Rote Tees (Marke „Yánchì“, 岩赤):

  • Jīn Yá Hóngchá (金芽红茶, „Goldene Knospe“) – Ein-Knospen-Pflückung oder „Knospe + ein Blatt“; der zarteste und süßeste, mit reichlich goldenem Flaum.
  • Jīn Luó Hóngchá (金螺红茶, „Goldene Spirale“) – Spiralrollung, eine Knospe und ein bis zwei Blätter; ausgewogene Süße und Dichte.
  • Chuántǒng Xiǎozhǒng Hóngchá (传统小种红茶, „Traditioneller Xiaozhong“) – reiferes Rohmaterial, leichte Rauchigkeit, der charakterstärkste und vollmundigste der Kollektion.

Dunkler Tee:

  • Lǎo Chǎngzhǎng Hēichá (老厂长黑茶, „Heicha des alten Direktors“) – nachfermentierter Tee; eine eigenständige Linie außerhalb der roten Kategorie.

Die Qualitätsstufen innerhalb jeder Linie unterscheiden sich nach Pflückstandard (单芽, 一芽一叶, 一芽二叶), dem Anteil an Spitzen, der Gleichmäßigkeit der Rollung und der Pflücksaison.

Fazit:

Liùlóng Hóngchá ist ein roter Tee mit Drachennamen und Gebirgscharakter, geboren an der malerischen Nahtstelle von Guangxi und Guizhou, im Land der Baiku Yao und der Kupfertrommeln. Hinter ihm stehen achthundert Jahre Teebaugeschichte und ein junges, ambitioniertes Markenprogramm, das durch genuine Qualität untermauert wird: reine Süße, ein honigfruchtiges Bouquet und jene besondere „klippenartige“ Mineralnote, die der Bergboden Nordwestguangxis verleiht.

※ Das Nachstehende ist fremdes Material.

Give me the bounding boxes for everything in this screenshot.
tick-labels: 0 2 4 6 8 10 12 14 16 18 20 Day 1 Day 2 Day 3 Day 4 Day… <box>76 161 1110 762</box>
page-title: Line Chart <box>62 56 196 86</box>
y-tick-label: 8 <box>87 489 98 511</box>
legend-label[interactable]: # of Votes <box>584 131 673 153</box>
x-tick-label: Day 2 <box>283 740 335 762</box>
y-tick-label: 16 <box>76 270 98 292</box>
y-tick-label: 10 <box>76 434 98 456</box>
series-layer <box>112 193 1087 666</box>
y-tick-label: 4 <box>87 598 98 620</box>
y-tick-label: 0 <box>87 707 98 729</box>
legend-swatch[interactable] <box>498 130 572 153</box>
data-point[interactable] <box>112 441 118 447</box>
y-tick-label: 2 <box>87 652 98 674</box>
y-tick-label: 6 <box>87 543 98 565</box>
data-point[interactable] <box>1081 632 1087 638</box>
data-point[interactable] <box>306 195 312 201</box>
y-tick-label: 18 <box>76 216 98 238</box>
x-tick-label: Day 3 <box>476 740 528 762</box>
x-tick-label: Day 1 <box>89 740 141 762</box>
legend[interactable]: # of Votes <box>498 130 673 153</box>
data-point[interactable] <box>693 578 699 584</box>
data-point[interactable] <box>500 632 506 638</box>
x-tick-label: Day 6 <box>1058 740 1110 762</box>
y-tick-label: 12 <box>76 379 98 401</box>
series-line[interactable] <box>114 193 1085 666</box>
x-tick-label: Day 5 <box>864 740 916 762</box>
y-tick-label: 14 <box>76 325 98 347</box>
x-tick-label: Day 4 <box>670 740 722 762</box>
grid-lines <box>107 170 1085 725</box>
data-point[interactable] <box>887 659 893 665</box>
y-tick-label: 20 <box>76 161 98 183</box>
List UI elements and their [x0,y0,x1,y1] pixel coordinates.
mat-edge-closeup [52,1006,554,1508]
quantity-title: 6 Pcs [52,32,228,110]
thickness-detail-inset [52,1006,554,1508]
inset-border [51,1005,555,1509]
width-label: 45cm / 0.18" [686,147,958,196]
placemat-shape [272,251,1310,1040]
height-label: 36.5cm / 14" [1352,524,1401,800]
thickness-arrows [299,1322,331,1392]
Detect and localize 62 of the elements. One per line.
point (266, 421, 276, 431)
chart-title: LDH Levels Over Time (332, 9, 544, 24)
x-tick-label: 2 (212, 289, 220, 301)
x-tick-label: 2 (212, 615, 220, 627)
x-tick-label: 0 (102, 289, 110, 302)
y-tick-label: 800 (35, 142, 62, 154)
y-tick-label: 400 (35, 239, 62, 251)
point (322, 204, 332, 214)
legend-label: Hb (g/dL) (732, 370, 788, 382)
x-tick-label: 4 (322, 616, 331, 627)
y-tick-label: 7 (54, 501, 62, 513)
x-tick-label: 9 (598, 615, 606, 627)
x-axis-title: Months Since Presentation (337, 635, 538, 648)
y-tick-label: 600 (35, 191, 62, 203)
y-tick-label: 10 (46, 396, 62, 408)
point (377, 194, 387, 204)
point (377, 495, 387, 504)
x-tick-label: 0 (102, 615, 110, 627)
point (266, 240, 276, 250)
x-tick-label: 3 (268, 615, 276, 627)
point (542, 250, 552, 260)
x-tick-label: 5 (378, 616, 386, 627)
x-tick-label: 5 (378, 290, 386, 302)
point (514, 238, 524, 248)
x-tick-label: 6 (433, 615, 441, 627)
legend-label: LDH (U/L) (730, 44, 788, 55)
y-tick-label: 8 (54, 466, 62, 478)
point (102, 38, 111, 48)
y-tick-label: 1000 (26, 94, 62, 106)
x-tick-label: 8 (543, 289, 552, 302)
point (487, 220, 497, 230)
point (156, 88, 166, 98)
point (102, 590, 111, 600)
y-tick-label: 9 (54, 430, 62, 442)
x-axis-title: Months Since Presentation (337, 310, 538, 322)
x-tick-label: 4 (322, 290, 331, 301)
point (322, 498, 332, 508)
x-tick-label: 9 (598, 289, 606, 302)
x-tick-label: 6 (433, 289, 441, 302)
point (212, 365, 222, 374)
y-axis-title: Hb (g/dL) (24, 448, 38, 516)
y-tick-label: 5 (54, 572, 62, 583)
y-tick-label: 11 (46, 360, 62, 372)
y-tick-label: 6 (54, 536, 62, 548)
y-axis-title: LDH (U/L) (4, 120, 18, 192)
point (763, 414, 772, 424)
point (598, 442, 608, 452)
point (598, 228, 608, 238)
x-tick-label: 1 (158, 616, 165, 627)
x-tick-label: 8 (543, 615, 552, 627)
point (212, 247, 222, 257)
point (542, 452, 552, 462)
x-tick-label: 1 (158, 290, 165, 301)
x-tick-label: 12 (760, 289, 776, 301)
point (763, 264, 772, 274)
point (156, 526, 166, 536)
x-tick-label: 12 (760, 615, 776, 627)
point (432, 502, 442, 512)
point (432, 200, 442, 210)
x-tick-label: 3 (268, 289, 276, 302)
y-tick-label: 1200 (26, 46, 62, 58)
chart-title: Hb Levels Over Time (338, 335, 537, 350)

Liùlóng Hóngchá ist eine ausgezeichnete Wahl für die Bekanntschaft mit den Roten Tees Südwestchinas: preislich zugänglich, aromatisch, mit einer reizvollen Palette von Qualitäten – von der zartesten „Goldenen Knospe“ bis zum charaktervollen „Traditionellen Xiaozhong“ mit einem Hauch von Rauch. Die Linie „Yánchì“ ermöglicht es, für jede Stimmung den passenden Tee zu wählen – vom eleganten morgendlichen „Goldenen Knospen“-Aufguss bis zum abendlichen, wohlig-rauchigen „Xiaozhong“. Und für all jene, die nicht nur den Geschmack, sondern auch die Geschichte in jeder Tasse schätzen, bietet Liulong eine seltene Verbindung: eine uralte Teetradition und das lebendige ethnokulturelle Erbe eines der facettenreichsten Winkel des Reichs der Mitte.